Tiered classification: Use length as a cheap pre-filter; only invoke expensive LLM classifiers on flagged responses.
Rate limiting: Apply stricter rate limits to sessions producing unusually long responses to adversarial-category prompts.

6.3 Relationship to Prior Work

The verbosity signal complements existing detection approaches:

Perplexity-based detection (Jain et al., 2023): Measures input unusualness. Verbosity measures output unusualness. Orthogonal signals.
Refusal classifiers (Mazeika et al., 2024 / HarmBench): Content-based. Verbosity is content-agnostic.
SmoothLLM (Robey et al., 2023): Perturbation-based. Verbosity requires no perturbation.

No prior work has, to our knowledge, systematically characterized response length as a jailbreak detection signal across 51 models and 9 providers with formal ROC analysis.

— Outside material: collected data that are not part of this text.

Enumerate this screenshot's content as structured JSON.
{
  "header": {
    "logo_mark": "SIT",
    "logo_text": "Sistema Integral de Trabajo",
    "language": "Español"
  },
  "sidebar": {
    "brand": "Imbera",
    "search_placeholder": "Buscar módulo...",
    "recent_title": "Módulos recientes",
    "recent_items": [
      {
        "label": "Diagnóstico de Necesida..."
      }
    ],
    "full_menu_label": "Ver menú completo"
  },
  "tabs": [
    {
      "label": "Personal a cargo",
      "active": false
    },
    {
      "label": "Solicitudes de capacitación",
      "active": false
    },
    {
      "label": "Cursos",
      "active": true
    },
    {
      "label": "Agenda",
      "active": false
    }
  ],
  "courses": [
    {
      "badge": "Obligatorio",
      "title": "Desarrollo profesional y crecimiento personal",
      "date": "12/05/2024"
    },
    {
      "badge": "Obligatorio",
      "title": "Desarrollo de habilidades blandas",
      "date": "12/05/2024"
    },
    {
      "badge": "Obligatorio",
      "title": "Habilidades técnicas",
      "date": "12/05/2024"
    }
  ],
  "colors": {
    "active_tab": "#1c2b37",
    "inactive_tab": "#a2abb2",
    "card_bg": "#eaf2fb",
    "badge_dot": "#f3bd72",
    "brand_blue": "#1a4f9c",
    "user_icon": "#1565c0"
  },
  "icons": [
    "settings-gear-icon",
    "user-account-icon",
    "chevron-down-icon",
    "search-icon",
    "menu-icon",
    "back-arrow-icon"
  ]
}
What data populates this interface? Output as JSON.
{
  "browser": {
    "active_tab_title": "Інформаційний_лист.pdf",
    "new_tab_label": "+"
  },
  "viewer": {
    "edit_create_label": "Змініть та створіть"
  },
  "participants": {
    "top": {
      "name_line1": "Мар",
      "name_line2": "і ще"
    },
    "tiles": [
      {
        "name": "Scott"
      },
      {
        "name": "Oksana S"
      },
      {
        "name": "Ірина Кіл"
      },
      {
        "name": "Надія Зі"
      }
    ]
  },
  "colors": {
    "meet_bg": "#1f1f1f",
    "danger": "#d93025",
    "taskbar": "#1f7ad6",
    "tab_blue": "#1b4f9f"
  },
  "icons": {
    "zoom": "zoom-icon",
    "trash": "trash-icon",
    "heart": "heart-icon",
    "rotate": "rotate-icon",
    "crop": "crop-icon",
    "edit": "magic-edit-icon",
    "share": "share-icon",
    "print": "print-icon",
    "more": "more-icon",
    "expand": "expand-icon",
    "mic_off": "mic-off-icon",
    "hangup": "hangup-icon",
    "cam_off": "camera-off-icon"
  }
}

6.4 Correction to AGENT_STATE.md

The prior claim that “reasoning models think 75% longer on compliant responses (p=9e-14)” is not confirmed in the current analysis. With n=137 reasoning-model results (72 C, 65 R), thinking token means are nearly identical (1,129 vs 1,110, ratio 1.02x, p=0.91). The prior finding may have been based on a different grading methodology or subset. AGENT_STATE.md should be updated to reflect this null finding.

7. Conclusions

Response length is a statistically significant but modest predictor of jailbreak compliance. AUC=0.651 [0.626, 0.677] across 1,751 token-instrumented results from 51 models.
The signal is universal in direction. All 9 providers show compliance > refusal (binomial p=0.002). Compliance averages 1.58x more tokens than refusal.
The signal varies in strength by provider. OpenAI (AUC=0.836) and NVIDIA (AUC=0.784) show strong signals; smaller-model providers show weaker signals.
Thinking tokens carry no discriminative signal (AUC=0.503, p=0.91). The verbosity signal is purely a property of output generation.
A zero-cost VerbosityGuard detector at threshold 661 tokens achieves F1=0.607, suitable as a pre-filter before more expensive classifiers.
Format-lock attacks invert the signal (Report #51), making the detector adversarially evadable. It should be used in conjunction with, not instead of, content-based classifiers.

Data Availability

Tool: tools/stats/verbosity_detector.py
Database: database/jailbreak_corpus.db (schema v13)
Reproduction: python tools/stats/verbosity_detector.py --output results.json

F41LUR3-F1R57 Report #189. Research conducted under the Failure-First Embodied AI framework.